Chevron plans to restructure its refinery and marketing operations, exit some markets and cut jobs -- which should not surprise anyone who has watched and listened to the super major over the past year. The company's refining business -- along with other U.S. refiners -- have struggled throughout 2009, its 2010 capital budget will scale back spending in its downstream segment by $900 million and it announced last month plans to withdraw its motor fuel operations in some areas of the Eastern United States.

Consider this latest announcement the official end to hints and the beginning of a smaller energy company focused on exploration and production. It will also be the first big task of its new Chairman and CEO John Watson, who took over the top spot from David O'Reilly this month. The transition to new leadership most likely prevented Chevron from taking restructuring steps sooner than it did.

There are few details of the restructuring, which were initially shared Monday in a video message to Chevron employees, according to the Houston Chronicle. The second-largest U.S. energy company is expected to review its entire downstream operations -- which makes, transports and sells refined products like gas and diesel fuel -- and share more detailed information about its restructuring plans in March.

The company obviously has to do something about its refining sector. The recession sapped demand for transportation fuels and more refiners came on line in recent years, which has led to an overload of refining capacity in the world and to weak margins. In short, its hard to make a buck refining and selling fuel products. And then there is the prospect of climate-change legislation, which would be problematic for the refining industry, as FT's Energy Source noted.
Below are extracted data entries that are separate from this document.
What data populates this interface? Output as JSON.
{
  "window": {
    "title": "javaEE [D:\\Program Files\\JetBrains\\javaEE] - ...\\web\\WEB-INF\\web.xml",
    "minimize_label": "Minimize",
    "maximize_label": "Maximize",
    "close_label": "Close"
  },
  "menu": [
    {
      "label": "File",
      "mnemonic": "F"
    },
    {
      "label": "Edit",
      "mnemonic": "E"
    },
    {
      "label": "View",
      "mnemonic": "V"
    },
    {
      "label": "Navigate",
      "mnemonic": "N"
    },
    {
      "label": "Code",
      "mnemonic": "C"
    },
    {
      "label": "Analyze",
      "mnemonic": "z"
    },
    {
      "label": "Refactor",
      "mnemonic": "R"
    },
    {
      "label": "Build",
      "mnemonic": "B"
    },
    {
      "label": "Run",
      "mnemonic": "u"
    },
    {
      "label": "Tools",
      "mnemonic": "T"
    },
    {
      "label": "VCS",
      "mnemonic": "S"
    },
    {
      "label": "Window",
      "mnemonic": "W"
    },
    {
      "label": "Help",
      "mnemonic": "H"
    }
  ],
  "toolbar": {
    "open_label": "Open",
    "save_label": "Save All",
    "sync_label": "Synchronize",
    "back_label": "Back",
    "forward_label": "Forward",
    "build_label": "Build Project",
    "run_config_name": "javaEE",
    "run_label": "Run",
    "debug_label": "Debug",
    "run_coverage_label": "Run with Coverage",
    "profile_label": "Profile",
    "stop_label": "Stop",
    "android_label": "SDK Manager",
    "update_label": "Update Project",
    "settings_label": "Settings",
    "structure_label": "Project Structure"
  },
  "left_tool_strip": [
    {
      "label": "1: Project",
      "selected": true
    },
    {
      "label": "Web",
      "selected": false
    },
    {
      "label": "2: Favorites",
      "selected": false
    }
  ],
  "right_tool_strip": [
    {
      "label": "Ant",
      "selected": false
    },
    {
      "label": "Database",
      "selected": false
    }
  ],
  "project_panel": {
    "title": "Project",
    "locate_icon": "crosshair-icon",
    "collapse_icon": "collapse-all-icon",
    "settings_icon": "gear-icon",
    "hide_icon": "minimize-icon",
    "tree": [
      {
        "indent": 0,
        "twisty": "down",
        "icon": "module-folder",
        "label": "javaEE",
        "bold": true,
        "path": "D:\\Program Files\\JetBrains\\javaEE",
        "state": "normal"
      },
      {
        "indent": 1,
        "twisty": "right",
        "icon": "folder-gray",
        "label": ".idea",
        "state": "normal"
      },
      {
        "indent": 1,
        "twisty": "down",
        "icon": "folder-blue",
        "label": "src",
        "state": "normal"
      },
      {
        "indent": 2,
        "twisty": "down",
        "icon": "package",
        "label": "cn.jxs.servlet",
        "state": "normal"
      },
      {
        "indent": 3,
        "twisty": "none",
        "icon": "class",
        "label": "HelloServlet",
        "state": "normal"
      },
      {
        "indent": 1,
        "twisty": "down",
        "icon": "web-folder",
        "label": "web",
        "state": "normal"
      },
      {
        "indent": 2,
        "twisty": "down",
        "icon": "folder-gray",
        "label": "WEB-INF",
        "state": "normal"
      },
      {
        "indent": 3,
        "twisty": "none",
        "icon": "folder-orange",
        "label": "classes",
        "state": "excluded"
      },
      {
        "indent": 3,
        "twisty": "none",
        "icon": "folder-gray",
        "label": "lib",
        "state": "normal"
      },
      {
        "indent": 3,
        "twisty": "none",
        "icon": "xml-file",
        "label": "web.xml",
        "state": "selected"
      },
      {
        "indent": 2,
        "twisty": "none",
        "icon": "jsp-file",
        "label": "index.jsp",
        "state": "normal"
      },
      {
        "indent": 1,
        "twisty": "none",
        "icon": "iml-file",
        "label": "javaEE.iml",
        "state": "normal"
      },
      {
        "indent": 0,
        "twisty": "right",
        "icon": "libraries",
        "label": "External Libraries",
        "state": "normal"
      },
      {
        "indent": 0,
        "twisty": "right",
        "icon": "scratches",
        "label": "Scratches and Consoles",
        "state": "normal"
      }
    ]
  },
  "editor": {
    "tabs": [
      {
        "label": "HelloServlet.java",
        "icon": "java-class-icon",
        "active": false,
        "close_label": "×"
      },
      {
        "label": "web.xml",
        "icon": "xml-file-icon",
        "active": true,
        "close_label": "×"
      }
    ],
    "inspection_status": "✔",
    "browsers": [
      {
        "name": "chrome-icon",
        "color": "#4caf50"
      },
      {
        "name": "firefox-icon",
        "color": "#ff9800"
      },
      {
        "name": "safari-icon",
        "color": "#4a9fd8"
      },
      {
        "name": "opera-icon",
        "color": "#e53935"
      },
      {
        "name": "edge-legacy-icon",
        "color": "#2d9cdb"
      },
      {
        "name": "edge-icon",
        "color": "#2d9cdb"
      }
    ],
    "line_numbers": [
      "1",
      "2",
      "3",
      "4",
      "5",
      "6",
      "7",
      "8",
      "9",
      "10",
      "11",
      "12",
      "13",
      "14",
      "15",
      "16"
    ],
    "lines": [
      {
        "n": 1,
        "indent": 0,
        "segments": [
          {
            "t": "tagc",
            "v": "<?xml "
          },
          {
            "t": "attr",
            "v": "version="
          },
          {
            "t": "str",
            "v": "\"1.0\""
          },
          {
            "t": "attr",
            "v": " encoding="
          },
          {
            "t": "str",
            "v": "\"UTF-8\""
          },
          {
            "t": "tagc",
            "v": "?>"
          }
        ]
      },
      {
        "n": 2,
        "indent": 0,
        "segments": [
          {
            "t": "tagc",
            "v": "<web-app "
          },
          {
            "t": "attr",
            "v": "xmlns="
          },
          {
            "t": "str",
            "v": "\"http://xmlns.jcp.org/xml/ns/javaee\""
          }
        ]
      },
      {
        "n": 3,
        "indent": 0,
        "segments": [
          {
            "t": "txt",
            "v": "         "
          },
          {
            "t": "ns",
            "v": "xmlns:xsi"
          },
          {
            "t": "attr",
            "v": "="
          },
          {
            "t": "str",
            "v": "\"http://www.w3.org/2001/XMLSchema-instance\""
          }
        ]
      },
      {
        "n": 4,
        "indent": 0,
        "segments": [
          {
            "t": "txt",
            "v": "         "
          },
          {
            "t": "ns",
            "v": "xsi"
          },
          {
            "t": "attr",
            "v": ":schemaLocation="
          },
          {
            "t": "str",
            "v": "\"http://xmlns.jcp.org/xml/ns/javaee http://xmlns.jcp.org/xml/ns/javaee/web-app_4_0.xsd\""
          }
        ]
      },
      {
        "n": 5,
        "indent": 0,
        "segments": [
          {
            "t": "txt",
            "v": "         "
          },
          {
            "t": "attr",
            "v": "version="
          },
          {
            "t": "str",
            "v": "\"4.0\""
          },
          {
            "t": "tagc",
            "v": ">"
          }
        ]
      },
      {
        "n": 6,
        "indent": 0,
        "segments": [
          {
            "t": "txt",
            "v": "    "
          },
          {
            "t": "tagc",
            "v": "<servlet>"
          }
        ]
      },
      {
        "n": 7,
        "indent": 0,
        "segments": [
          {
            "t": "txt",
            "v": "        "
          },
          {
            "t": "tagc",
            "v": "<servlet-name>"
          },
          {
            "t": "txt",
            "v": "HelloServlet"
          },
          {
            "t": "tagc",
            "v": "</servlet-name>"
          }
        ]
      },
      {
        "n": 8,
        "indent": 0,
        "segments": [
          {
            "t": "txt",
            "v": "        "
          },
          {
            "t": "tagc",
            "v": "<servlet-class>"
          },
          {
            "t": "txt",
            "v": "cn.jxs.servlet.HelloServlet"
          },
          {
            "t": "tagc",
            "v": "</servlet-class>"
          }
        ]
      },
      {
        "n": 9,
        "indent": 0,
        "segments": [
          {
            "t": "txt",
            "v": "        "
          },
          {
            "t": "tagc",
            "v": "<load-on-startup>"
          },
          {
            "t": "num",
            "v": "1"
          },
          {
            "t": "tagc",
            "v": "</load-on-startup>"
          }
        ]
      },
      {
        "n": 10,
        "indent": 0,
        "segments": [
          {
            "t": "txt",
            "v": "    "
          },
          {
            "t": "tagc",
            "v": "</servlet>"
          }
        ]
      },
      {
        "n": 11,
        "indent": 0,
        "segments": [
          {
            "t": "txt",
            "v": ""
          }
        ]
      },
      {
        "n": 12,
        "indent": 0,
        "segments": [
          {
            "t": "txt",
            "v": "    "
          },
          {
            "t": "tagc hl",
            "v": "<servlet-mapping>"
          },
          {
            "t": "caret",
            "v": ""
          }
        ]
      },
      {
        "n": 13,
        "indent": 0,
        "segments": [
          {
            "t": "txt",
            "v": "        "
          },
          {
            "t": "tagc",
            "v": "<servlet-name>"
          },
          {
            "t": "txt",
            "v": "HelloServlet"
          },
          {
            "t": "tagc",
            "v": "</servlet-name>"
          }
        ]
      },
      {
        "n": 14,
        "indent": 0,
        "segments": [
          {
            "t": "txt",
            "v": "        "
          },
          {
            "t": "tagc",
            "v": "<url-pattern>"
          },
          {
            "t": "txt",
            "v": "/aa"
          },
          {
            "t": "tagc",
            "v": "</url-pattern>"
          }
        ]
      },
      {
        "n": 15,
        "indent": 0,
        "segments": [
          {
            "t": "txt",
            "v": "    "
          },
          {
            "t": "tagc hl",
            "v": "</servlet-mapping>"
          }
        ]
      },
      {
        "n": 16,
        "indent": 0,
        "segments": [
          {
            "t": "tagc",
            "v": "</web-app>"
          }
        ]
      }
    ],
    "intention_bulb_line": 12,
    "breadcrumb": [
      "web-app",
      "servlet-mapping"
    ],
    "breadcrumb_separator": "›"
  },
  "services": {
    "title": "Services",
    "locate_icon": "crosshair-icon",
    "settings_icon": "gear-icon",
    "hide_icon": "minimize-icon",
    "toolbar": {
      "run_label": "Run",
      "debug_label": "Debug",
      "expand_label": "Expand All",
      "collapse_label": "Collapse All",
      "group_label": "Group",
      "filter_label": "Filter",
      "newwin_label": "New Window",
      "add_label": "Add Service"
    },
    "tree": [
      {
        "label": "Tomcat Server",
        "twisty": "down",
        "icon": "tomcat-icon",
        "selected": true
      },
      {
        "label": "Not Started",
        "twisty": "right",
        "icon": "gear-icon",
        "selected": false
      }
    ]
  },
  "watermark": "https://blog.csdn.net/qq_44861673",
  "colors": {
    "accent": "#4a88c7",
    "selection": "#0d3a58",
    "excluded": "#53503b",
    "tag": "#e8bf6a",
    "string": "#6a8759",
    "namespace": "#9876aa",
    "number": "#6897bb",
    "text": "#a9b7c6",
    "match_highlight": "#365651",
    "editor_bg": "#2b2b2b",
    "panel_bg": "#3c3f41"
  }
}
Chevron's downstream business employs 19,000 people worldwide and its refineries are concentrated in North America, Western Europe, South Africa and the Asia-Pacific rim. The company has focused on two growth areas in its downstream segment: the West Coast of the U.S. and the Pacific, where its five core refineries -- in Singapore, Thailand, South Korea and Richmond and El Segundo, Calif. -- also happen to be located. It seems unlikely the company would rid itself of refineries in Asia, its biggest potential growth market. Which leaves refineries in Pascagoula, Mississippi; Pembroke, Wales; Hawaii; and Salt Lake City among those on the chopping block. The future of the Richmond, Calif. is questionable as well, given a lawsuit filed last year put the company's plans to complete a major retrofit of the refinery on hold. The retrofit would have allowed it to precess a larger variety of crude oil.

There are plenty of other business contained within the downstream segment the energy company could parcel off, namely its marketing unit, which has more than 8,800 Chevron-branded service stations in the U.S.